A participação política do jovem no Brasil contemporâneo

Enviada em 28/05/2020

Nas jornadas de Junho de 2013, onde ocorreram manifestações pela melhoria dos serviços públicos oferecidos à população brasileira, ficou explícito o importante papel dos jovens no desenvolvimento e avanço nacional, e sobretudo, a necessidade de seu engajamento nas questões políticas. Mas como lutar pelo progresso diante de tantos desestímulos, com os poucos resultados anteriores e o atual ‘‘comodismo’’ da internet?

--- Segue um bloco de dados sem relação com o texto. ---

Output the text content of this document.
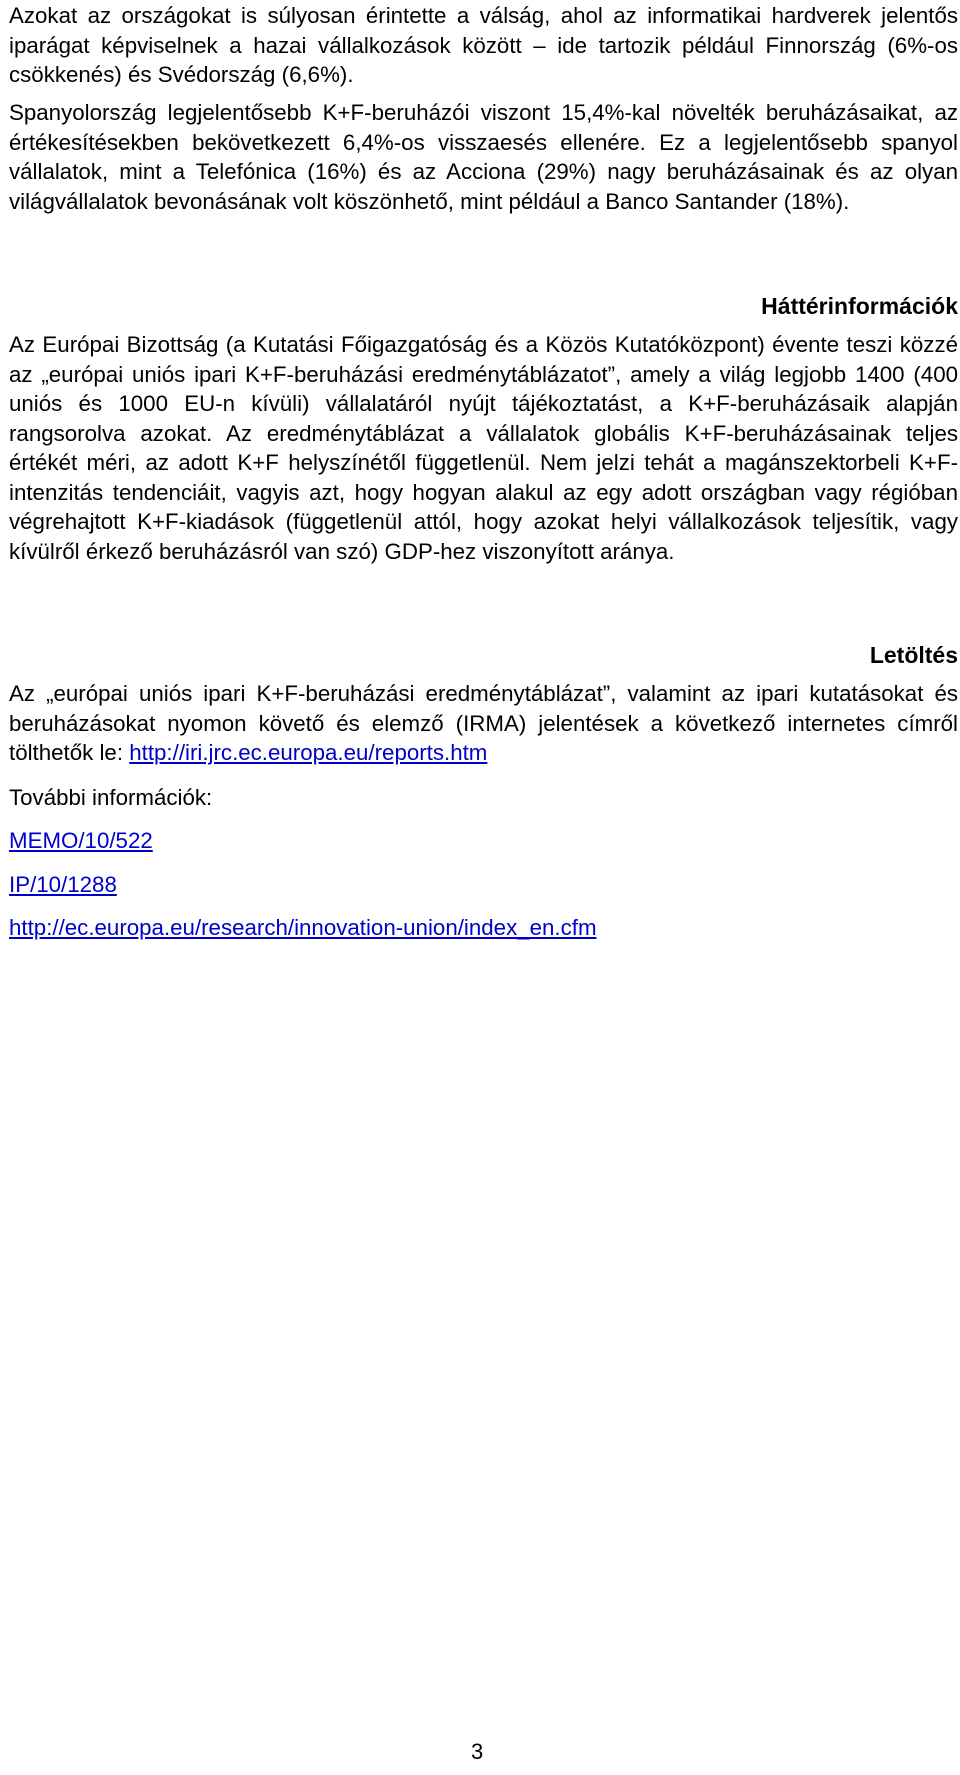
Azokat az országokat is súlyosan érintette a válság, ahol az informatikai hardverek jelentős iparágat képviselnek a hazai vállalkozások között – ide tartozik például Finnország (6%-os csökkenés) és Svédország (6,6%).

Spanyolország legjelentősebb K+F-beruházói viszont 15,4%-kal növelték beruházásaikat, az értékesítésekben bekövetkezett 6,4%-os visszaesés ellenére. Ez a legjelentősebb spanyol vállalatok, mint a Telefónica (16%) és az Acciona (29%) nagy beruházásainak és az olyan világvállalatok bevonásának volt köszönhető, mint például a Banco Santander (18%).

Háttérinformációk

Az Európai Bizottság (a Kutatási Főigazgatóság és a Közös Kutatóközpont) évente teszi közzé az „európai uniós ipari K+F-beruházási eredménytáblázatot”, amely a világ legjobb 1400 (400 uniós és 1000 EU-n kívüli) vállalatáról nyújt tájékoztatást, a K+F-beruházásaik alapján rangsorolva azokat. Az eredménytáblázat a vállalatok globális K+F-beruházásainak teljes értékét méri, az adott K+F helyszínétől függetlenül. Nem jelzi tehát a magánszektorbeli K+F-intenzitás tendenciáit, vagyis azt, hogy hogyan alakul az egy adott országban vagy régióban végrehajtott K+F-kiadások (függetlenül attól, hogy azokat helyi vállalkozások teljesítik, vagy kívülről érkező beruházásról van szó) GDP-hez viszonyított aránya.

Letöltés

Az „európai uniós ipari K+F-beruházási eredménytáblázat”, valamint az ipari kutatásokat és beruházásokat nyomon követő és elemző (IRMA) jelentések a következő internetes címről tölthetők le: http://iri.jrc.ec.europa.eu/reports.htm

További információk:

MEMO/10/522

IP/10/1288

http://ec.europa.eu/research/innovation-union/index_en.cfm

3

Em uma primeira análise, a superficialidade em que são tratadas questões importantes pelos jovens, como a política, deve-se ao descrédito que possuem em relação à melhorias, que com tão poucos desfechos positivos em manifestações e atos anteriores, acabaram por deixá-la de lado, dando relevância apenas para questões para eles mais urgentes, como inserir-se no mercado de trabalho e ensino superior. Além disso, não sentem-se representados pelos políticos e não acreditam em seu próprio poder, com muita desinformação, por exemplo, de como participar da política, tornando-se para eles, uma questão muito dificultosa e inacessível.

Em uma outra análise, cabe mencionar a internet como meio para participar dessas questões, uma maneira ágil de interação e tomada de decisões que vem em sua mente antes mesmo do voto. Com isso, o então chamado “ativismo de sofá”, gera debates e discussões em prol de causas importantes com mais facilidade e acomodação, o que deveria ser um progresso, mas torna para eles ações concretas desnecessárias, como as manifestações.

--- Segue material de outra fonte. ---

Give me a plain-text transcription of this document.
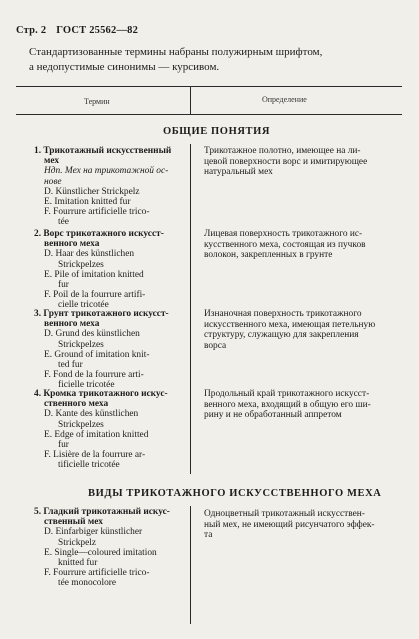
Стр. 2 ГОСТ 25562—82
Стандартизованные термины набраны полужирным шрифтом,
а недопустимые синонимы — курсивом.
Термин	Определение
ОБЩИЕ ПОНЯТИЯ
1. Трикотажный искусственный
мех
Ндп. Мех на трикотажной ос-
нове
D. Künstlicher Strickpelz
E. Imitation knitted fur
F. Fourrure artificielle trico-
tée
Трикотажное полотно, имеющее на ли-
цевой поверхности ворс и имитирующее
натуральный мех
2. Ворс трикотажного искусст-
венного меха
D. Haar des künstlichen
Strickpelzes
E. Pile of imitation knitted
fur
F. Poil de la fourrure artifi-
cielle tricotée
Лицевая поверхность трикотажного ис-
кусственного меха, состоящая из пучков
волокон, закрепленных в грунте
3. Грунт трикотажного искусст-
венного меха
D. Grund des künstlichen
Strickpelzes
E. Ground of imitation knit-
ted fur
F. Fond de la fourrure arti-
ficielle tricotée
Изнаночная поверхность трикотажного
искусственного меха, имеющая петельную
структуру, служащую для закрепления
ворса
4. Кромка трикотажного искус-
ственного меха
D. Kante des künstlichen
Strickpelzes
E. Edge of imitation knitted
fur
F. Lisière de la fourrure ar-
tificielle tricotée
Продольный край трикотажного искусст-
венного меха, входящий в общую его ши-
рину и не обработанный аппретом
ВИДЫ ТРИКОТАЖНОГО ИСКУССТВЕННОГО МЕХА
5. Гладкий трикотажный искус-
ственный мех
D. Einfarbiger künstlicher
Strickpelz
E. Single—coloured imitation
knitted fur
F. Fourrure artificielle trico-
tée monocolore
Одноцветный трикотажный искусствен-
ный мех, не имеющий рисунчатого эффек-
та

Diante dos argumentos citados, torna-se necessário que o Ministério da Educação juntamente com as escolas, proponham palestras, oficinas e debates que os prepare para lutar por seus direitos e proporcionem uma outra visão da participação política, como ONGs que promovam a educação e a criação de canais de compartilhamento de informações e opiniões na internet, por exemplo. Além disso, a mídia, com seu grande alcance de públicos e com a parceria dos próprios indivíduos e a sociedade, devem criar campanhas para a mobilização e conscientização de outras pessoas para que iniciativas de intervenção social sejam tomadas pelo governo, além de propor também espaços para discussões e projetos de voluntariado, para disseminar informações. Dessa maneira, será possível inserir os jovens cada vez mais em questões políticas com sucesso e ainda, usá-los como agentes transformadores do mundo, pois bem como o filósofo Bernardo Toro, “A construção de uma sociedade democrática e produtiva requer que as crianças e jovens recebam informações e formação que lhes permitam atuar como cidadãos.”